An Internet-assisted search was conducted in the international literature published from 1964 to 2000. Only articles with a clear description of methodology and outcome of patients were included. For multivariate analysis of variance the general linear method (GLM) procedure was used. Differences within the groups were analyzed by chi-square test. Data of 198 patients were included into the statistical analysis for systematic review.
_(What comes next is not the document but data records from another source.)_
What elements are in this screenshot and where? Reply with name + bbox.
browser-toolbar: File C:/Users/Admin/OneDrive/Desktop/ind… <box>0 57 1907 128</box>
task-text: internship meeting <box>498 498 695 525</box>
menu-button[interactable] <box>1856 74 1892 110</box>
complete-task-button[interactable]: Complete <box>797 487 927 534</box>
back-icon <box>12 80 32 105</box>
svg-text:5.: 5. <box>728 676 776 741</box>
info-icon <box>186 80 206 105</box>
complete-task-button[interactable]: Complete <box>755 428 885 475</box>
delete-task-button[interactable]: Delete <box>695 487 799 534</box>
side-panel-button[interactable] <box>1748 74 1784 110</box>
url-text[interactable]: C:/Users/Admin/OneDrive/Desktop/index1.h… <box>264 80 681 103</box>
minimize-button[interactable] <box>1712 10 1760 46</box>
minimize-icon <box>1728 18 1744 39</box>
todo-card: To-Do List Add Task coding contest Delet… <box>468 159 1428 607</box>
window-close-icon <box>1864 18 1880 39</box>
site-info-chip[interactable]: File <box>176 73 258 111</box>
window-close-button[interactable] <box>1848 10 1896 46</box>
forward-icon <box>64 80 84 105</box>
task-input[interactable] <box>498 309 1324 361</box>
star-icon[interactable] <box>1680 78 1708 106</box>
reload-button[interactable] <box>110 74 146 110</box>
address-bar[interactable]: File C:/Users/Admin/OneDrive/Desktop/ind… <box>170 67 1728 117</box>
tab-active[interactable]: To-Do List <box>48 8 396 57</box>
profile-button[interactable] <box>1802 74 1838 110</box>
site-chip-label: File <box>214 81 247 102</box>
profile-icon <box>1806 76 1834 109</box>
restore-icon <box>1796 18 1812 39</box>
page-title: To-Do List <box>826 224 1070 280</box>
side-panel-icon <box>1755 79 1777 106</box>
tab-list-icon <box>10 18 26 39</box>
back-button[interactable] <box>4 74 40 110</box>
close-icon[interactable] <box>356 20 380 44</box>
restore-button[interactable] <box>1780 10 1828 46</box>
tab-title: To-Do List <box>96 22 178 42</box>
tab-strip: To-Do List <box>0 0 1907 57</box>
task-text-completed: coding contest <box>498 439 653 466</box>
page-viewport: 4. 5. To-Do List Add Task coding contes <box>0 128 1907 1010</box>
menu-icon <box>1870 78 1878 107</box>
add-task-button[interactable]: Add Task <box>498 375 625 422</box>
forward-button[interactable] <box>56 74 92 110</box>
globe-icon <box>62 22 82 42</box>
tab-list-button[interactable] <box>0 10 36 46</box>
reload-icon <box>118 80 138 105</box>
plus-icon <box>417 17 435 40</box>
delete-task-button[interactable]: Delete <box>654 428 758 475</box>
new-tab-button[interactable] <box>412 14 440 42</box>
The long-term survival rate (SVR) of these patients was 26%, thus not exceeding published data concerning SVR under standard intensive care. Age below 40 years (P<0.029), coma stage lower than III-IV (P<0.003), total perfusion time over 10 hours (P<0.024), hepatitis B as cause for acute liver failure (ALF) (P<0.05) as well as use of baboon and human livers (P<0.02) were identified as independent positive prognostic markers for improved survival. ECLP as bridging therapy to liver transplantation was successful in 12 of 14 patients.
ECLP using pig livers did not surpass the success of conventional intensive care treatment. An additional effect of transgenic expression of human regulators of complement regulation in porcine livers has not yet been proven. ECLP with human livers not suitable for liver transplantation might prove effective and practicable for temporary hepatic support. Bridging to liver transplantation by long-term ECLP using porcine and human livers appears to have comparable efficacy as bioartificial support methods.
几乎没有前瞻性、对照和随机临床试验来比较不同的肝辅助方法。为了为比较现有不同肝辅助方法的价值奠定基础,本文对同种异体或异种体外肝灌注(ECLP)的全球经验进行了系统综述。
在1964年至2000年发表的国际文献中进行了互联网辅助搜索。仅纳入对患者方法和结果有清晰描述的文章。对于多变量方差分析,使用了一般线性方法(GLM)程序。组内差异通过卡方检验进行分析。198例患者的数据纳入系统综述的统计分析。
这些患者的长期生存率(SVR)为26%,因此未超过标准重症监护下关于SVR的已发表数据。40岁以下(P<0.029)、昏迷阶段低于III-IV级(P<0.003)、总灌注时间超过10小时(P<0.024)、乙型肝炎作为急性肝衰竭(ALF)的病因(P<0.05)以及使用狒狒和人肝脏(P<0.02)被确定为生存改善的独立阳性预后标志物。ECLP作为肝移植的桥接治疗在14例患者中的12例中取得成功。
使用猪肝的ECLP未超过传统重症监护治疗的成功率。猪肝脏中人类补体调节因子转基因表达的额外效果尚未得到证实。使用不适用于肝移植的人肝脏进行ECLP可能被证明对临时肝支持有效且可行。使用猪和人肝脏通过长期ECLP桥接肝移植似乎与生物人工支持方法具有相当的疗效。